For large assignment 2, we were assigned to make a family of interesting vessels and print them using a 3D printer. Demonstrating creativeness and intuitiveness through computational modeling using Rhino and Grasshopper is the overall personal goal of the assignment.
I have never worked in a parametric process before this class so computationally fabricating models that we can turn into physical objects is very interesting. Creation this way is very different from the traditional process of art creation. Usually when creating art, I start with an idea and expand upon the idea. When computationally creating, it is almost like the opposite of the normal process. I tend to not start with any ideas and then generate models until I settle on one. The creativity really stems from thinking outside the box on the code that generates the model. Since I am very new to Grasshopper and Rhino, I somewhat tend to stay in the box with various little tidbits of creativity throughout the code. Creativity within the code could be changing the parameters of functions, adding new elements within the model, randomness, and much more. This brings a disadvantage to me because if I had expertise on how the programs like Rhino and Grasshopper work and more time to investigate various topics within the programs, then I feel like I would be able to be more creative. When traditionally making art, I feel like I can be creative without the expertise on a subject. I am not a great painter, but I know how to be a creative one and I personally do not feel the same when computationally generating art. This also gives me more of a reason to continue to improve my knowledge upon these programs and in the topic of computational fabrication in general, so I can feel the same way about this process as I do with the traditional process.
When starting the modeling process, I initially did not have a thought-out design in my head but decided to continuously change the code that generates the model to find an interesting model. To achieve this goal, I built off the example that was demonstrated in the class that generated multiple curves and created vessels based off the scale, rotate, and transform python functions. Making a sketch of an interesting, but printable, shape was the first step and I tried countless new and fascinating shapes. Along with trying new sketches, I would manipulate the Python code block to create an appealing vessel to go with the sketch. Adding curves and changing parameters to each curve’s functions allowed for the creation of new and potential vessels. Most of the vessels I settled on had four or five curves. To create a consistent vessel, I would only slightly change the parameters values, meaning that my bottom curve would have an X-axis value of 10, then the middle curve will have an X-axis of 20. This would create the curvature of the vessel and allow for more intriguing shapes. Here are some cool designs I found throughout my creation of the vessels. I was looking to create objects that had a curvy build and resembled lamp-like pillars.

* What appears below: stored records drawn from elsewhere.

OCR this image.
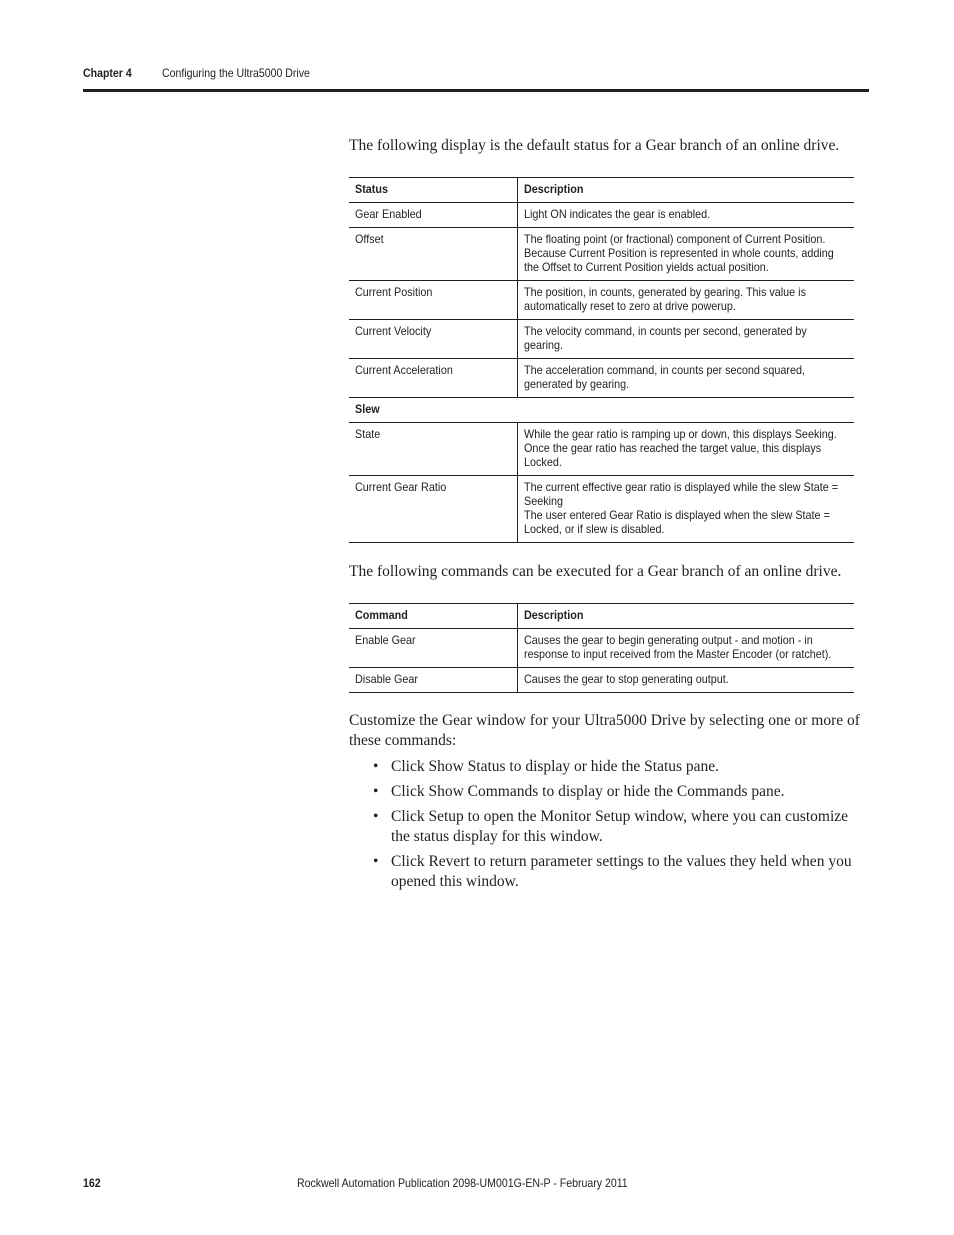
Chapter 4	Configuring the Ultra5000 Drive
The following display is the default status for a Gear branch of an online drive.
Status	Description

Gear Enabled	Light ON indicates the gear is enabled.

Offset	The floating point (or fractional) component of Current Position. Because Current Position is represented in whole counts, adding the Offset to Current Position yields actual position.

Current Position	The position, in counts, generated by gearing. This value is automatically reset to zero at drive powerup.

Current Velocity	The velocity command, in counts per second, generated by gearing.

Current Acceleration	The acceleration command, in counts per second squared, generated by gearing.

Slew	

State	While the gear ratio is ramping up or down, this displays Seeking. Once the gear ratio has reached the target value, this displays Locked.

Current Gear Ratio	The current effective gear ratio is displayed while the slew State = Seeking
The user entered Gear Ratio is displayed when the slew State = Locked, or if slew is disabled.
The following commands can be executed for a Gear branch of an online drive.
Command	Description

Enable Gear	Causes the gear to begin generating output - and motion - in response to input received from the Master Encoder (or ratchet).

Disable Gear	Causes the gear to stop generating output.
Customize the Gear window for your Ultra5000 Drive by selecting one or more of these commands:
• Click Show Status to display or hide the Status pane.
• Click Show Commands to display or hide the Commands pane.
• Click Setup to open the Monitor Setup window, where you can customize the status display for this window.
• Click Revert to return parameter settings to the values they held when you opened this window.
162	Rockwell Automation Publication 2098-UM001G-EN-P - February 2011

Originally, I created some amazing vessels that I was very excited to print but was unfortunately unable to succeed with some. Issues involving my printer and the complexity of the model were the downfall to some of my vessels. Creating vessels with very complex curves allowed for the most interesting models but was a nightmare for the printing. The models below show the one of the original models I wanted to create and the print for the model. As you can see below, the print was not what was expected. The models kept turning out very surprisingly short, which was due to a loose Z-axis rod on the printer. After fixing that, I then had some issues with the filament I was using which was a quicker fix by changing the filament back to my original white one. Unfortunately, these were not the only issues. There were times where I would print and then the system would lose track on where the extruder head was, and the interfaces would flash question marks for the X, Y, and Z coordinates. This error stopped about four of my prints and sometimes even about 70-80% of the way through the print.
There were frustrating times with these prints, but at the end of the day everything turned out fine and the printer is now running at a functional level. The final models I settled on contained a big base and a non-complex scheme. I settled on these forms because they contained minimal complexity, while still keeping true to the intended design of the original models. Since most my complex models failed printing, I resulted to making some less intense models that allowed for a better physical print. Two of the models generated allowed for some great vessels. Unfortunately, one of the models stopped around 80% through the print and another stopped about 20% of the way. I improvised and combined the two into the mushroom-shaped print by gluing the 20% print on the 80% print. Issues were occurring and I had time to print out another 100% print of the model, but I like how the two combined into something very different from what was intended so I decided to stop at these three models below.
Overall, this was a fun assignment. There were issues and frustration, but I mostly had a good time while designing the models. Computationally generating art is amazing, and I do feel some sort of authorship with these pieces. They are unique to my design, but I would feel more authorship if I fully generated the algorithm that created the pieces. Looking forward to the next one!
Link to my assignment zip file: https://handandmachine.org/classes/computational_fabrication/wp-content/uploads/2022/02/DamianFrancoLA2.zip
I love your avocado/gourd shape with the wedge cut out. It is so simple, yet so elegant.
Nice creativity in taking some failed runs into something that is unique and fits the family. It seems like there were lots of problems for everyone in the class when it came down to too complex or oddly shaped designs.